The Trenchard Museum is based at RAF Halton, Halton, Buckinghamshire, England. The overall aim of the museum is to preserve and display items that relate to the early history of the Royal Air Force, particularly the training of apprentices that took place at RAF Halton. It is named after Lord Trenchard, who is known as the father of the Royal Air Force, founded the aircraft apprentice scheme, and had a strong association with RAF Halton. The museum was opened in 1999.

The Trenchard Museum also incorporates the James McCudden Flight Heritage Centre and the Trenchard Archive. They are situated close together on the station.

==Collection and activities==
The collection celebrates the history of RAF Halton, the origins of which go back to 1913 when the Royal Flying Corps were given permission by the then owner Alfred de Rothschild to use his estate at Halton for practicing manoeuvres. There are important exhibits recounting the major contribution of Lord Trenchard to the founding and development of the RAF, some of which were originally housed in a small museum in his name at RAF Upavon. The museum also records the background to apprentice training at the Halton camp through examples of the tools, work and test pieces completed by apprentices, and the exploits of some of those who were trained there. The museum has two complete aircraft, many models of aircraft, a number of aero engines, weapons and other equipment on display. There are a large number of photographs, a mock up of barrack rooms, and the uniforms worn by those stationed at Halton Camp over the years. Aside from artefacts relating to engineering, there is also memorabilia relating to a wide range of other training, including catering, nursing and dentistry.

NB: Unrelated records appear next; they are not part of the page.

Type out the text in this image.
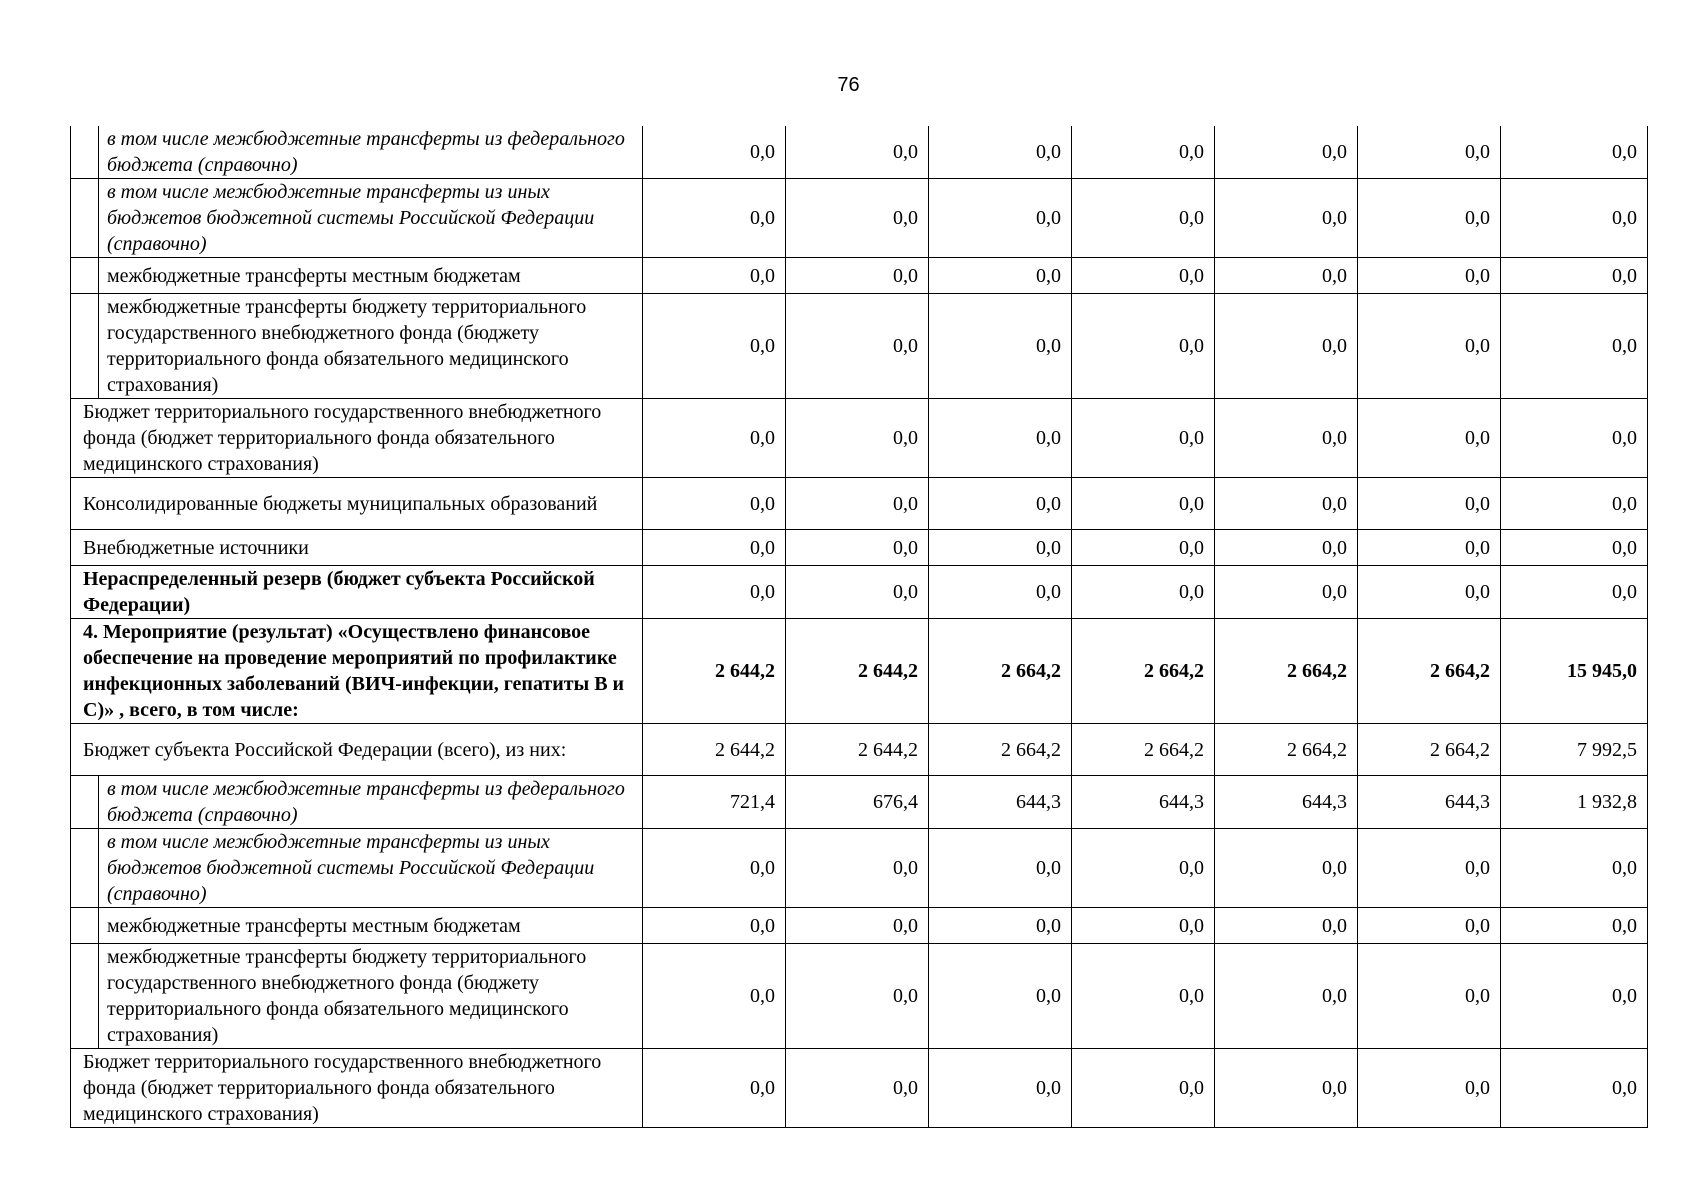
76
	в том числе межбюджетные трансферты из федерального бюджета (справочно)	0,0	0,0	0,0	0,0	0,0	0,0	0,0
	в том числе межбюджетные трансферты из иных бюджетов бюджетной системы Российской Федерации (справочно)	0,0	0,0	0,0	0,0	0,0	0,0	0,0
	межбюджетные трансферты местным бюджетам	0,0	0,0	0,0	0,0	0,0	0,0	0,0
	межбюджетные трансферты бюджету территориального государственного внебюджетного фонда (бюджету территориального фонда обязательного медицинского страхования)	0,0	0,0	0,0	0,0	0,0	0,0	0,0
Бюджет территориального государственного внебюджетного фонда (бюджет территориального фонда обязательного медицинского страхования)		0,0	0,0	0,0	0,0	0,0	0,0	0,0
Консолидированные бюджеты муниципальных образований		0,0	0,0	0,0	0,0	0,0	0,0	0,0
Внебюджетные источники		0,0	0,0	0,0	0,0	0,0	0,0	0,0
Нераспределенный резерв (бюджет субъекта Российской Федерации)		0,0	0,0	0,0	0,0	0,0	0,0	0,0
4. Мероприятие (результат) «Осуществлено финансовое обеспечение на проведение мероприятий по профилактике инфекционных заболеваний (ВИЧ-инфекции, гепатиты В и С)» , всего, в том числе:		2 644,2	2 644,2	2 664,2	2 664,2	2 664,2	2 664,2	15 945,0
Бюджет субъекта Российской Федерации (всего), из них:		2 644,2	2 644,2	2 664,2	2 664,2	2 664,2	2 664,2	7 992,5
	в том числе межбюджетные трансферты из федерального бюджета (справочно)	721,4	676,4	644,3	644,3	644,3	644,3	1 932,8
	в том числе межбюджетные трансферты из иных бюджетов бюджетной системы Российской Федерации (справочно)	0,0	0,0	0,0	0,0	0,0	0,0	0,0
	межбюджетные трансферты местным бюджетам	0,0	0,0	0,0	0,0	0,0	0,0	0,0
	межбюджетные трансферты бюджету территориального государственного внебюджетного фонда (бюджету территориального фонда обязательного медицинского страхования)	0,0	0,0	0,0	0,0	0,0	0,0	0,0
Бюджет территориального государственного внебюджетного фонда (бюджет территориального фонда обязательного медицинского страхования)		0,0	0,0	0,0	0,0	0,0	0,0	0,0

==Management and funding==
The Trenchard Museum was opened on 22 June 1999 by Hugh Trenchard, 3rd Viscount Trenchard, the grandson of Hugh Trenchard. The museum is managed by a curator, assisted by a small number of volunteers who have previous experience based at the Halton Camp or have an interest in the activities of RAF Halton. Funding of the museum is from small grants and through the supply of exhibits and other materials from the RAF. Many apprentice training artifacts have been loaned or donated by past apprentices, Financial support also comes via contributions from visitors and through educational activities.

The museum is open on Wednesdays and the second Saturday of the month plus additional times for groups by prior arrangement.